Modern molecular approaches to prevent reversion to virulence
The traditional approach to develop successful LAVs has been serial passage of virus in hosts that do not normally support infection or disease. This empirical approach has been successful, although reversion to virulence may occur and must be carefully monitored. Efforts to develop a live-attenuated dengue serotype 4 vaccine were plagued by phenotype instability and reversion to wild-type pathogenicity when viruses were grown in fetal rhesus monkey kidney cells [33]. In addition, reversion of dengue serotype 3 was responsible for ending the Aventis/Mahidol vaccine initiative [34]. Instability and reversion to pathogenicity of polio vaccines has been a problem requiring sustained management, although oral polio vaccines are still in use today. Modern molecular approaches to vaccine attenuation such as codon deoptimization are replacing blind serial passage and have been enabled through the development of reverse genetics systems that allow the introduction of large numbers of precisely targeted attenuating mutations in genes coding for nonstructural proteins that regulate virulence or replication [35]. By introducing large numbers of mutations, the probability of reversion to the virulence of the original wild-type virus is greatly reduced. In addition to their superior safety, such approaches may also be faster and more cost-effective than traditional LAV methodologies. Nevertheless, it is essential to undertake extensive screening to fully evaluate attenuation and genetic stability of the attenuated genotype.
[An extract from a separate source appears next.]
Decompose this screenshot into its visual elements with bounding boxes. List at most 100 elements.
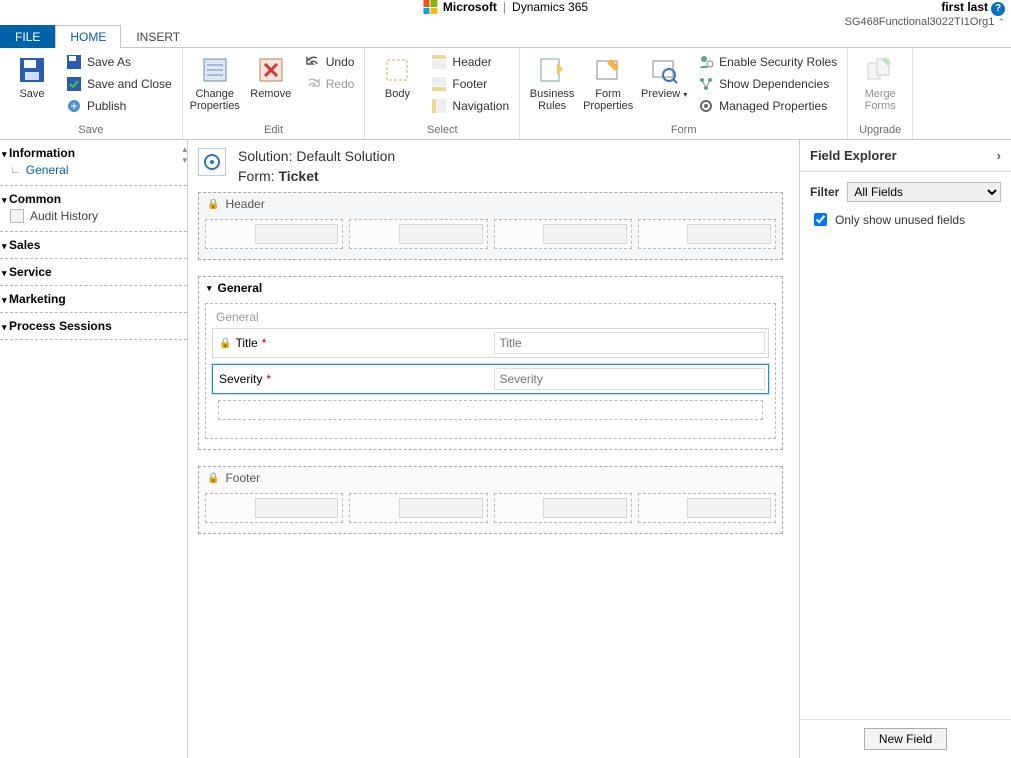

Scenarios in which LAV would be beneficial
While current generation COVID-19 vaccines appear to be highly effective in preventing severe disease, we believe vaccines that are durably and broadly protective will be required to reduce transmission and protect against emerging variants. Many LAVs have been shown to meet these requirements and efforts to derive live-attenuated SARS-CoV-2 vaccines should have a high priority. There are several key scenarios in which the advantages of LAV will be particularly important. First, it is becoming increasingly apparent that inactivated COVID-19 vaccines, which are the most widely used vaccine type globally (e.g., Coronavac and Sinopharm vaccines), provide very limited protection against, e.g., the omicron variant. LAV boosters may be particularly effective in recipients of inactivated vaccines by inducing robust, long-lived immunity that is likely to provide additional protection against omicron. Second, LAVs are likely to induce broad immunity in a similar manner to that seen in natural SARS-CoV-2 infection. The immune response in vaccinated individuals who have also been infected with SARS-CoV-2 is particularly robust and effective [36]. Thus, it is very likely that the immune response in individuals vaccinated with a LAV and boosted, either with LAV or spike-specific vaccines, will strengthen and broaden this response still further, as observed with BNT162b2 vaccine boost after SARS-CoV-1 infection, concomitantly providing protection against future emerging variants. Thirdly, LAVs given intranasally would have the further advantage of priming early protective innate cellular responses, as well as inducing localised adaptive memory, both rapidly activated by subsequent upper respiratory tract virus infection. Multilayered innate and adaptive antiviral responses generated by a combination of temporally staged vaccinations that include a LAV, could be particularly effective against emerging variants likely to be most frequently and repeatedly encountered by frontline workers, substantially mitigating the risk of transmission into the community.